Dresden : Im Affärenstadl

Im sächsischen Korruptionsskandal steht die Glaubwürdigkeit der CDU/SPD-Koalition auf dem Spiel. Eine Abstimmung am Donnerstag soll Klarheit bringen.

Matthias Schlegel

Berlin/Dresden "Es ist an der Zeit, dass die sächsische Koalition aus CDU und SPD ein Signal an die Öffentlichkeit sendet, dass wir die Aufklärung der Vorwürfe zu Korruption und organisierter Kriminalität nicht behindern." Der diese klaren Worte spricht, ist Stefan Brangs, selbst Mitglied der SPD-Fraktion im sächsischen Landtag. Und er scheint fast an der Abwehrhaltung seiner CDU-Kollegen zu verzweifeln. Die Sachsen verstünden die juristischen Spitzfindigkeiten nicht mehr, mit denen der Oppositionsantrag auf Einsetzung eines parlamentarischen Untersuchungsausschusses zu angeblichen Verquickungen von Politik, Justiz und Polizei mit der organisierten Kriminalität blockiert werde, sagt er dem Tagesspiegel. "Es entsteht der Eindruck, da solle etwas verheimlicht werden", fügt er hinzu.

Sollte die CDU-Fraktion auf der Sondersitzung des Landtags am Donnerstag weiterhin an der Einschätzung festhalten, der Antrag von Linkspartei, Grünen und FDP verstoße gegen die Landesverfassung, und gegen ihn stimmen, könnte das eine veritable Koalitionskrise in Dresden auslösen. Denn die SPD-Fraktion hat ihrerseits vom Landesparteitag am Wochenende den Auftrag mit auf den Weg bekommen, die Einsetzung des Untersuchungsausschusses zu unterstützen – was in parlamentarischer Gepflogenheit heißt, sich bei dem Oppositionsantrag zu enthalten.

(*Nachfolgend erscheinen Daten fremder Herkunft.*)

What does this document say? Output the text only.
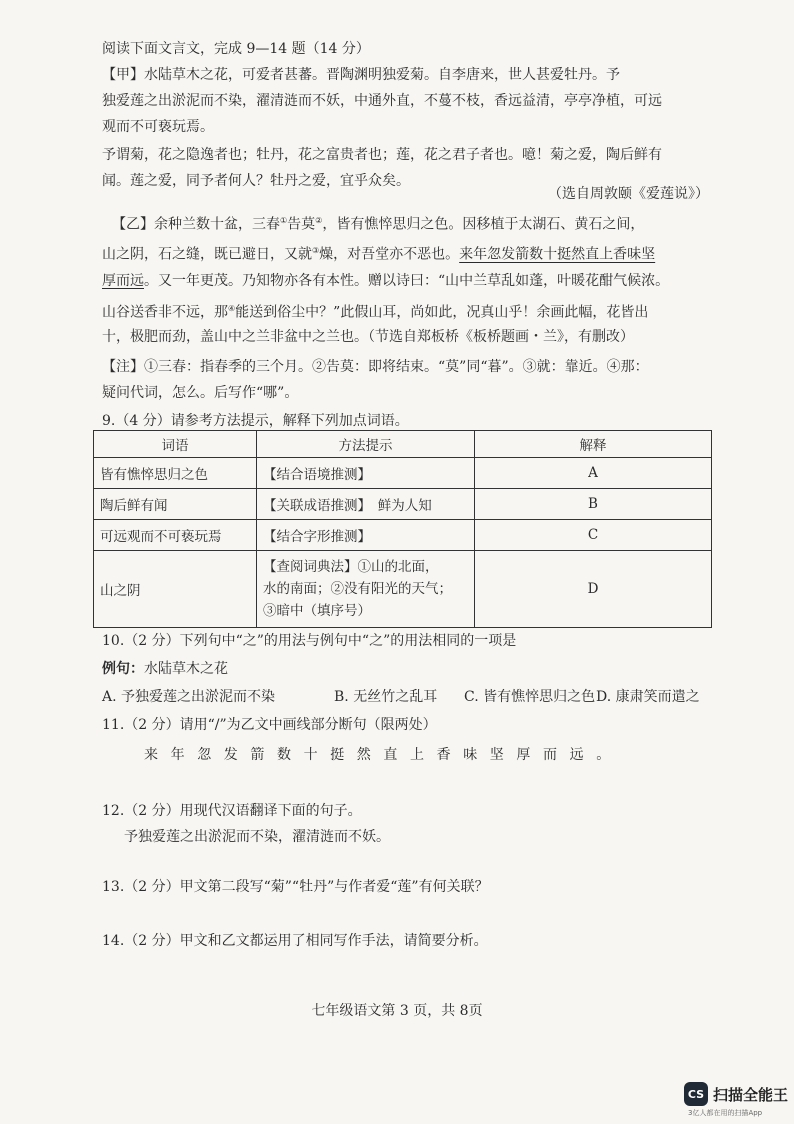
阅读下面文言文，完成 9—14 题（14 分）
【甲】水陆草木之花，可爱者甚蕃。晋陶渊明独爱菊。自李唐来，世人甚爱牡丹。予
独爱莲之出淤泥而不染，濯清涟而不妖，中通外直，不蔓不枝，香远益清，亭亭净植，可远
观而不可亵玩焉。
予谓菊，花之隐逸者也；牡丹，花之富贵者也；莲，花之君子者也。噫！菊之爱，陶后鲜有
闻。莲之爱，同予者何人？牡丹之爱，宜乎众矣。
（选自周敦颐《爱莲说》）
【乙】余种兰数十盆，三春①告莫②，皆有憔悴思归之色。因移植于太湖石、黄石之间，
山之阴，石之缝，既已避日，又就③燥，对吾堂亦不恶也。来年忽发箭数十挺然直上香味坚
厚而远。又一年更茂。乃知物亦各有本性。赠以诗曰：“山中兰草乱如蓬，叶暖花酣气候浓。
山谷送香非不远，那④能送到俗尘中？”此假山耳，尚如此，况真山乎！余画此幅，花皆出
十，极肥而劲，盖山中之兰非盆中之兰也。（节选自郑板桥《板桥题画・兰》，有删改）
【注】①三春：指春季的三个月。②告莫：即将结束。“莫”同“暮”。③就：靠近。④那：
疑问代词，怎么。后写作“哪”。
9.（4 分）请参考方法提示，解释下列加点词语。
词语	方法提示	解释
皆有憔悴思归之色	【结合语境推测】	A
陶后鲜有闻	【关联成语推测】　鲜为人知	B
可远观而不可亵玩焉	【结合字形推测】	C
山之阴	【查阅词典法】①山的北面，
水的南面；②没有阳光的天气；
③暗中（填序号）	D
10.（2 分）下列句中“之”的用法与例句中“之”的用法相同的一项是
例句：水陆草木之花
A. 予独爱莲之出淤泥而不染	B. 无丝竹之乱耳 C. 皆有憔悴思归之色 D. 康肃笑而遣之
11.（2 分）请用“/”为乙文中画线部分断句（限两处）
来年忽发箭数十挺然直上香味坚厚而远。
12.（2 分）用现代汉语翻译下面的句子。
予独爱莲之出淤泥而不染，濯清涟而不妖。
13.（2 分）甲文第二段写“菊”“牡丹”与作者爱“莲”有何关联？
14.（2 分）甲文和乙文都运用了相同写作手法，请简要分析。
七年级语文第 3 页，共 8页
CS 扫描全能王
3亿人都在用的扫描App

Damit kommt also auch die CDU in Zugzwang. Zwar würde selbst für den Fall, dass alle ihre Fraktionsmitglieder gegen den Antrag stimmen, dieser bei Enthaltung der SPD mit 56 zu 55 Stimmen durchkommen. Doch erstens wäre der Schaden für die Koalition erheblich, und zweitens würde erstmals ein Antrag mit den Stimmen der NPD und der aus der NPD ausgeschiedenen, jetzt fraktionslosen Abgeordneten zustande kommen.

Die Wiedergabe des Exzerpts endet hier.